Previous Economy Reports On Second Life

The last update from the lab was the 2020 year in review blog post where it reads “As the pandemic grew rapidly, so too did Second Life. At the initial onset of the lockdowns, Second Life saw about a 60% increase in new user registrations compared to the same time in the previous year and there has since been sustained growth in both concurrency and economic activity“.

Linden Lab CEO Ebbe Altberg during March 2020 confirmed growth in new registrations and returning residents “We are seeing an increase in new registrations and returning residents during this outbreak. Please be kind and welcoming to those who may just need a friendly conversation to escape from this crazy world for a moment or more. If you have a friend or colleague who is looking for a safe place to socialize online during these tough times, we encourage you to help them discover how Second Life can enable them to feel less isolated by connecting them to your favorite communities or experiences“.

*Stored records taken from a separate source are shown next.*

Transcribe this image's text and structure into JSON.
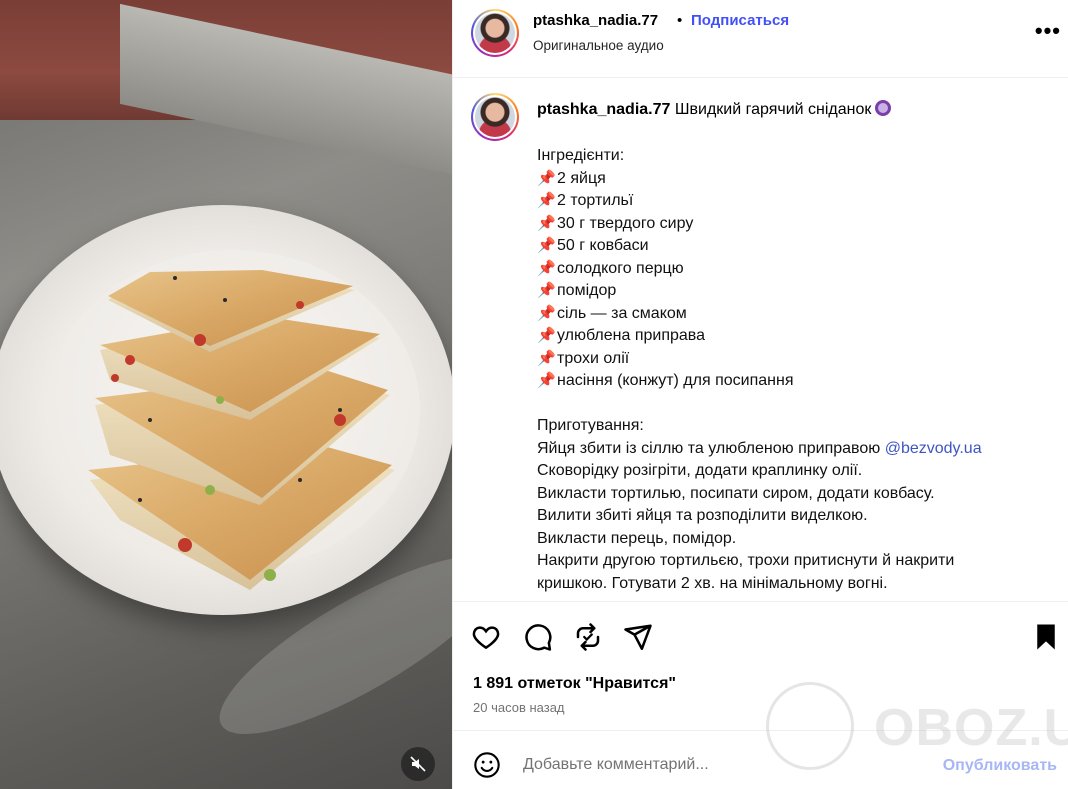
{
  "post": {
    "username": "ptashka_nadia.77",
    "separator": "•",
    "follow_label": "Подписаться",
    "audio_label": "Оригинальное аудио",
    "more_label": "•••"
  },
  "caption": {
    "username": "ptashka_nadia.77",
    "title": "Швидкий гарячий сніданок",
    "ingredients_heading": "Інгредієнти:",
    "ingredients": [
      "2 яйця",
      "2 тортильї",
      "30 г твердого сиру",
      "50 г ковбаси",
      "солодкого перцю",
      "помідор",
      "сіль — за смаком",
      "улюблена приправа",
      "трохи олії",
      "насіння (конжут) для посипання"
    ],
    "pin_icon": "📌",
    "method_heading": "Приготування:",
    "step1_text": "Яйця збити із сіллю та улюбленою приправою ",
    "step1_link": "@bezvody.ua",
    "steps": [
      "Сковорідку розігріти, додати краплинку олії.",
      "Викласти тортилью, посипати сиром, додати ковбасу.",
      "Вилити збиті яйця та розподілити виделкою.",
      "Викласти перець, помідор.",
      "Накрити другою тортильєю, трохи притиснути й накрити",
      "кришкою. Готувати 2 хв. на мінімальному вогні."
    ]
  },
  "actions": {
    "icons": [
      "heart-icon",
      "comment-icon",
      "repost-icon",
      "share-icon",
      "bookmark-icon"
    ]
  },
  "stats": {
    "likes": "1 891 отметок \"Нравится\"",
    "time_ago": "20 часов назад"
  },
  "comment": {
    "placeholder": "Добавьте комментарий...",
    "publish_label": "Опубликовать"
  },
  "watermark": {
    "text": "OBOZ.UA"
  },
  "colors": {
    "accent": "#4150f7",
    "publish_disabled": "#a7b6f5",
    "link": "#3e55c4",
    "pin": "#e0245e"
  }
}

Linden Lab stopped releasing quarterly or annual Second Life economy metrics back in March 2012 and to be honest many found the reports interesting including myself. The former Linden Lab spokesperson Peter Gray said this back in early 2012 “We don’t plan to publish a Q4 2011 economic summary. We are discontinuing regular reporting of aggregate economy-level data, because landowners and merchants have told us that the information is of limited value to them. Moving forward, we will instead focus on improved reporting tools that help individuals better manage their businesses in SL.”

Hopefully during 2021 there will be a whole lot more new registrations and returning residents using Second Life. The Second Life user concurrency seems stable at the moment and hopefully the levels will rise up as the year goes on. Hopefully there will be more interest in private estates so that the overall Second Life grid economic improves.